Immer mehr Beweise deuten darauf hin, dass ein Ungleichgewicht des Darmmikrobioms mit schuld an der Entstehung bestimmter Krankheiten sein kann, die in den letzten zwei Jahrzehnten gehäuft aufgetreten sind – darunter Typ-1– und Typ-2-Diabetes, Asthma, Darmkrebs, entzündliche Darmerkrankungen und sogar Fettleibigkeit. In einem Artikel, der in der Zeitschrift Molecular Aspects of Medicine veröffentlicht wurde, untersuchten Wissenschaftler den Zusammenhang zwischen dem Darmmikrobiom, Fettleibigkeit und Insulinresistenz. Sie kamen zu dem Schluss, dass die Zusammensetzung unseres Mikrobioms tatsächlich Funktionen wie Nahrungsaufnahme, Energiegewinnung, Energieverbrauch und Fettspeicherung beeinflusst.
In einer anderen Studie fanden Forscher einen deutlichen Zusammenhang zwischen dem Darmmikrobiom und der Entwicklung von Körperfett, Insulinresistenz und unterschwelligen Entzündungen, die alle gemeinsame Merkmale der Adipositas sind.
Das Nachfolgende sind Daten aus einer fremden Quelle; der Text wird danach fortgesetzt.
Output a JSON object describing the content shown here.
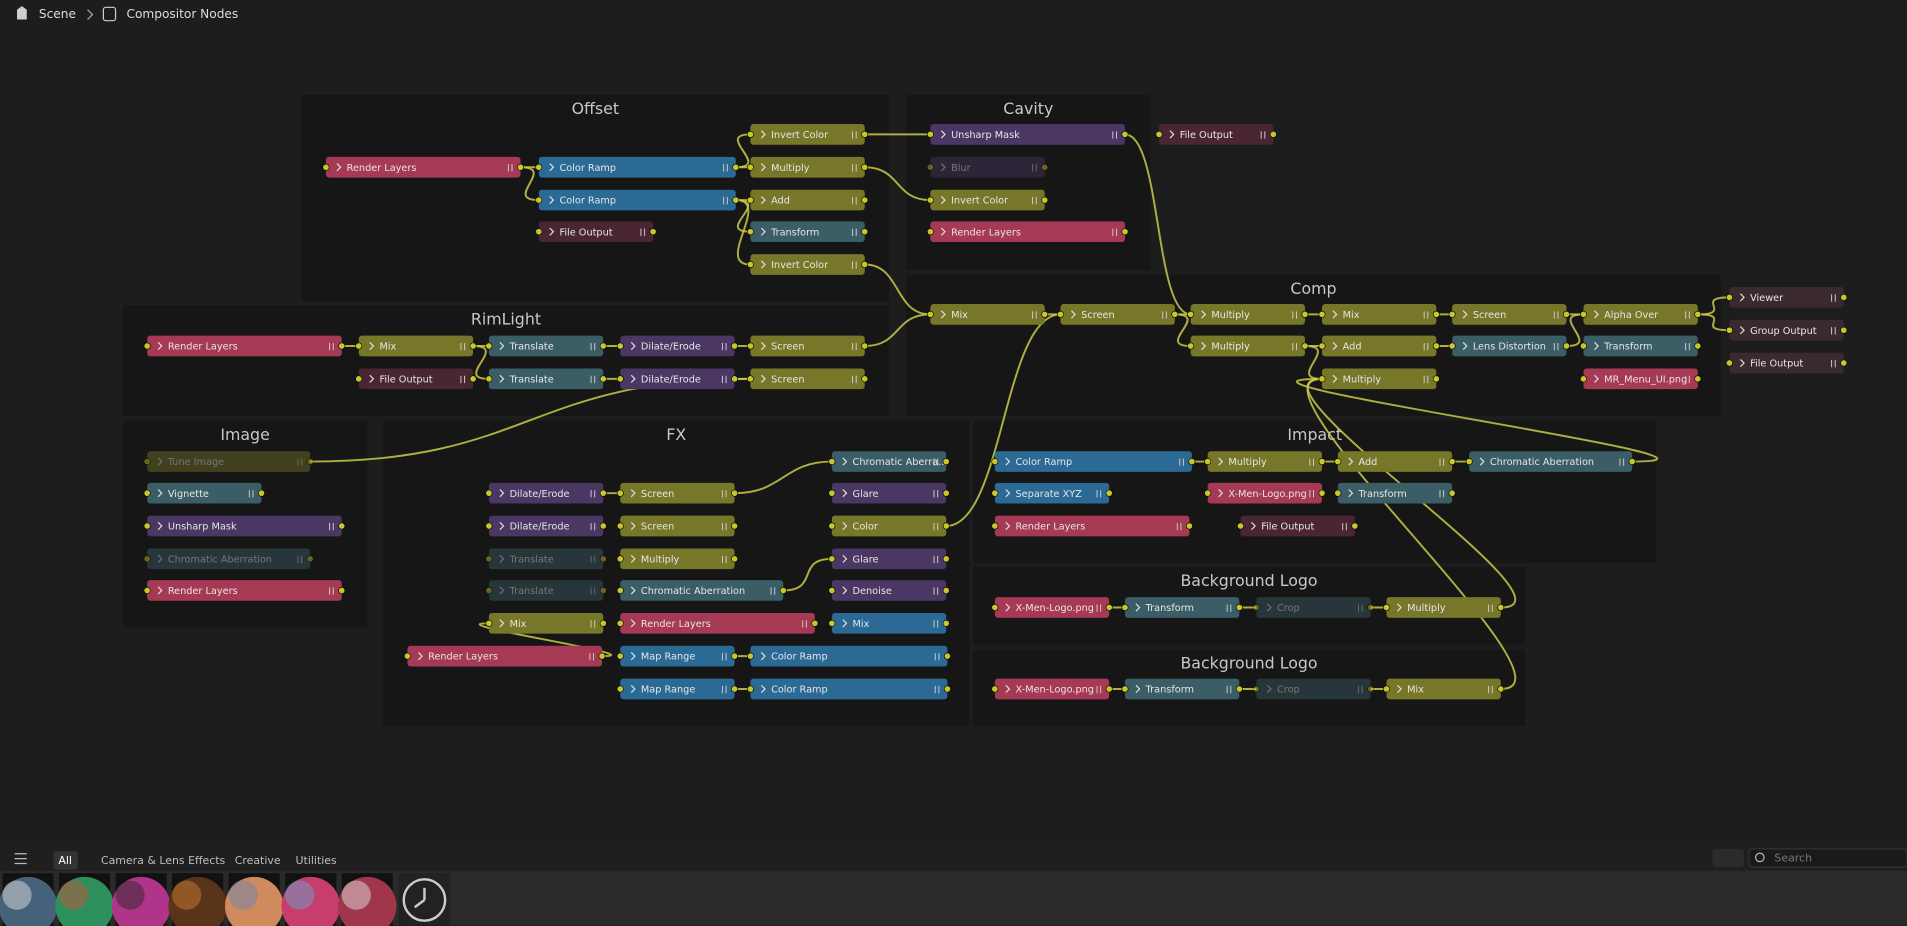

Obwohl die auf diesem Gebiet durchgeführte Forschung vielversprechend ist, sind viele Fragen noch offen. Eine Fehlbesiedelung unseres Darms zu verhindern ist jedoch der Schlüssel zur Aufrechterhaltung eines optimal funktionierenden Verdauungs– und gesunden Immunsystems. Dies lässt sich leicht durch eine ausgewogene Ernährung erreichen, die reich an frischem Gemüse und begrenzt an verarbeiteten Lebensmitteln ist. Wer gleichzeitig noch tierische Produkte und Nebenprodukte sowie raffinierten Zucker einschränkt, fördert seine Darm- und Allgemeingesundheit nachhaltig. Hierfür muss nicht von heute auf morgen gänzlich auf Fleisch verzichtet werden. Den Fleisch– und Tierproduktkonsum nach und nach zu reduzieren ist für die meisten viel leichter und dauerhafter umzusetzen (zum Beispiel mit „fleischlosen“ Wochentage, die langsam erhöht werden).